There has been considerable debate about whether paternal mitochondrial DNA (mtDNA) transmission may coexist with maternal transmission of mtDNA, it is generally believed that mitochondria and mtDNA are exclusively maternally inherited in humans. This study did not verify the mitochondrial genetic maternal model. In the future research, we will supplement this part of work. In Fig. 1, we show the genetic relationship between I:1/II:2 and II:2/III:2 according to the law of maternal inheritance.
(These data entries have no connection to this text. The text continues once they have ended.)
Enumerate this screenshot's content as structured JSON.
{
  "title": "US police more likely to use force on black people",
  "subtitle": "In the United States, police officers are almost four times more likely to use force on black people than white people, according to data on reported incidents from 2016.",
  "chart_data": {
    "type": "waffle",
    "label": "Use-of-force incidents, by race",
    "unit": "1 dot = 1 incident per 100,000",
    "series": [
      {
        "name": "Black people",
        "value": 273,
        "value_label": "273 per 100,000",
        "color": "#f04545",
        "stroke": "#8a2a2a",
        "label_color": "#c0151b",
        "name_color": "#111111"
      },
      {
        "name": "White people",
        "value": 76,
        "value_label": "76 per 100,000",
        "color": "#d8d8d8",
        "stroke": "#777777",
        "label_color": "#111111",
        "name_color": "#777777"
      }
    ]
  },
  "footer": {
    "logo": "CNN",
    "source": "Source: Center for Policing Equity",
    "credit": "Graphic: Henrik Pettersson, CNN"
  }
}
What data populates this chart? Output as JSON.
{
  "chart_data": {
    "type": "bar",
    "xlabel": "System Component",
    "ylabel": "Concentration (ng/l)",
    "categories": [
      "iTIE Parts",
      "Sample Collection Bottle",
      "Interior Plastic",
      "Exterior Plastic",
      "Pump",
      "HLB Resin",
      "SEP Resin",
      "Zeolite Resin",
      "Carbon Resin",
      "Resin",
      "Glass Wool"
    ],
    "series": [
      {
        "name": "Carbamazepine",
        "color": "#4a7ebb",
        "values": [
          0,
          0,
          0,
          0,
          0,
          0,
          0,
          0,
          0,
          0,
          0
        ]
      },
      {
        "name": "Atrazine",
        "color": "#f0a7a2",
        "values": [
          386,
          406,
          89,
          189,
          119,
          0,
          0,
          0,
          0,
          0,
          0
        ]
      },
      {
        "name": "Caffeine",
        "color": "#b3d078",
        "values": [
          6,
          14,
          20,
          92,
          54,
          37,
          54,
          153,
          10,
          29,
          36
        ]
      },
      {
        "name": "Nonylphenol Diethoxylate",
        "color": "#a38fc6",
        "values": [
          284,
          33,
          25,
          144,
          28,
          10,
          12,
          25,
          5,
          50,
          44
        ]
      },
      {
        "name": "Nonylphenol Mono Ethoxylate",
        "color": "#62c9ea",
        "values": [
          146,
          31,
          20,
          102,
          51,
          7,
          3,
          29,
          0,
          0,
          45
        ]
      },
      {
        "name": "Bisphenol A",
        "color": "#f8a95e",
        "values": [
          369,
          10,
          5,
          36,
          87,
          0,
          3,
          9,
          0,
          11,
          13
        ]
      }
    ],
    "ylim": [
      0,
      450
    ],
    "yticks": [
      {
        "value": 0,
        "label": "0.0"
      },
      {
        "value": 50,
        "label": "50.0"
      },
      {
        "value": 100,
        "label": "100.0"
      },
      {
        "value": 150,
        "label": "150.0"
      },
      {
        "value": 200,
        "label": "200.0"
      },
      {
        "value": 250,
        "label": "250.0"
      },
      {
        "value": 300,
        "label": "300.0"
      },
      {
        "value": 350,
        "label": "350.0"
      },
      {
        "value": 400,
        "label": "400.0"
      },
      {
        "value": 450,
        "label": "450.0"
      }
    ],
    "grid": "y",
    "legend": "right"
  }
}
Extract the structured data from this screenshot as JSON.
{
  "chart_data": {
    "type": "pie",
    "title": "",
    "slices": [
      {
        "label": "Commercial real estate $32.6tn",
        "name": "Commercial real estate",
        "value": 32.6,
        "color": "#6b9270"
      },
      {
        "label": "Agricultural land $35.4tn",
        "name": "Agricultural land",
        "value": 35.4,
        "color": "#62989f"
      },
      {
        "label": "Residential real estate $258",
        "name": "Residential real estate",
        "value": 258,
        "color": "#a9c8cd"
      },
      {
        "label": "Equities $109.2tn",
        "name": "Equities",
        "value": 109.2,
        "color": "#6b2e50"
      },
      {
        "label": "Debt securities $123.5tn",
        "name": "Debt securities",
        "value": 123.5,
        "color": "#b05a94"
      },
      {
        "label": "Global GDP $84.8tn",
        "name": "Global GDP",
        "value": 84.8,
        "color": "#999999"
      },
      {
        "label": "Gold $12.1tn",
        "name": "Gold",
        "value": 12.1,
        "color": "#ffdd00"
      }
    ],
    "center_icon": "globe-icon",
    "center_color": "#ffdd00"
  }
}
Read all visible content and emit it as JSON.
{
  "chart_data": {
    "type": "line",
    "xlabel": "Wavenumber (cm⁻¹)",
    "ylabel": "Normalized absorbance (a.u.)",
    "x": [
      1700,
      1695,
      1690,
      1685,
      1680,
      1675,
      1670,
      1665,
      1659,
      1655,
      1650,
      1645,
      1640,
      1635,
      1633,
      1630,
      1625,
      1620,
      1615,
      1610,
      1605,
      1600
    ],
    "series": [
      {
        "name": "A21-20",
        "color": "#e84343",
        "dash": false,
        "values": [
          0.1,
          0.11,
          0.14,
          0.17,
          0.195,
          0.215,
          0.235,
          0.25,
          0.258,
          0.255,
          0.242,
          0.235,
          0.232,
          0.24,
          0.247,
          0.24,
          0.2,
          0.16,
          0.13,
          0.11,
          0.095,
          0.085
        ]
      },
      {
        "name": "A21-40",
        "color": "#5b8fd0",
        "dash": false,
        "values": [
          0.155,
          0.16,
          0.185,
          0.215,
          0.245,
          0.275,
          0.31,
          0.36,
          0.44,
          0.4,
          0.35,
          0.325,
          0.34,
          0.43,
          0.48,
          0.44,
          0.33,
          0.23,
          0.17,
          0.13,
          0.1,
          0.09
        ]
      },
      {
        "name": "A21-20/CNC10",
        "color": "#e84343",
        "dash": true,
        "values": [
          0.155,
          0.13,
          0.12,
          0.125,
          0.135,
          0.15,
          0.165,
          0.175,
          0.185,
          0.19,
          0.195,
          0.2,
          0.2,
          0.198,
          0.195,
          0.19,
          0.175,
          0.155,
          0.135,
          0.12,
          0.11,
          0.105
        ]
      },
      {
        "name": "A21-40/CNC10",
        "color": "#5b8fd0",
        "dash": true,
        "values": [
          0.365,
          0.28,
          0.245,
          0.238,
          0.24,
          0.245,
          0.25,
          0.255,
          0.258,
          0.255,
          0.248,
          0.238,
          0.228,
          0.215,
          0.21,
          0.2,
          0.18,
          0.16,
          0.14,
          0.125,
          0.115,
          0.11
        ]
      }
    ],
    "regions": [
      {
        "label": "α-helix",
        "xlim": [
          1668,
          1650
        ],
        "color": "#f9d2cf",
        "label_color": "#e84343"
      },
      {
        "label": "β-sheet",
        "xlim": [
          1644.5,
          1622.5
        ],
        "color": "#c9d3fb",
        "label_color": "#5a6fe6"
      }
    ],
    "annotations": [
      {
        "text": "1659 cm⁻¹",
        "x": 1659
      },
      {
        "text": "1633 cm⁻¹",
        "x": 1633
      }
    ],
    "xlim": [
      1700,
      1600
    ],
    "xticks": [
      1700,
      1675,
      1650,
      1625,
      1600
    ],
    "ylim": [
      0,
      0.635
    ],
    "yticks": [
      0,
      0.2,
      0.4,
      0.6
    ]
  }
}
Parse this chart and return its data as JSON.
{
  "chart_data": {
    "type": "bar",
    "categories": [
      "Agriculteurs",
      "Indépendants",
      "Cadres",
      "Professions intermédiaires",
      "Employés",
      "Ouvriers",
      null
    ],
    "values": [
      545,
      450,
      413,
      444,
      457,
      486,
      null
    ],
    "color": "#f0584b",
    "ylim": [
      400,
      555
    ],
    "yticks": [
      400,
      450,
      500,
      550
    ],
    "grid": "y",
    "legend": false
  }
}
The observation of a de novo A1555G mutation is relevant for both diagnostic investigations and genetic counselling. First, even when there is no (maternal) family history in patients with deafness, A1555G mutation screening should still be performed to identify the cause of the disease. Second, screening in maternally related family members is recommended to provide reliable counselling for these families, given that the A1555G mutation may have arisen de novo. A genetic diagnosis of the A1555G mutation in an isolated patient does not necessarily mean that others in the maternal lineage also harbor the mutation. Although the vast majority of A1555G mutations are inherited maternally, a thorough family investigation should always be performed. Genetic counselling for deafness caused by the A1555G mutation is complicated. In individuals treated with aminoglycosides and thus at risk of hearing loss, mtDNA analysis can help predict hearing loss and the need to take precautions before symptom onset, as well as enable more accurate genetic counseling.

Conclusion

We identified a family in whom the A1555G mutation appears to have arisen de novo. This has importance for both diagnosing and counselling patients. Determining if a mutation is inherited or de novo affects counseling regarding the risk of recurrence. This is the first report of a family with a de novo A1555G mutation, and it provides additional information on the origin and inheritance of the A1555G mutation.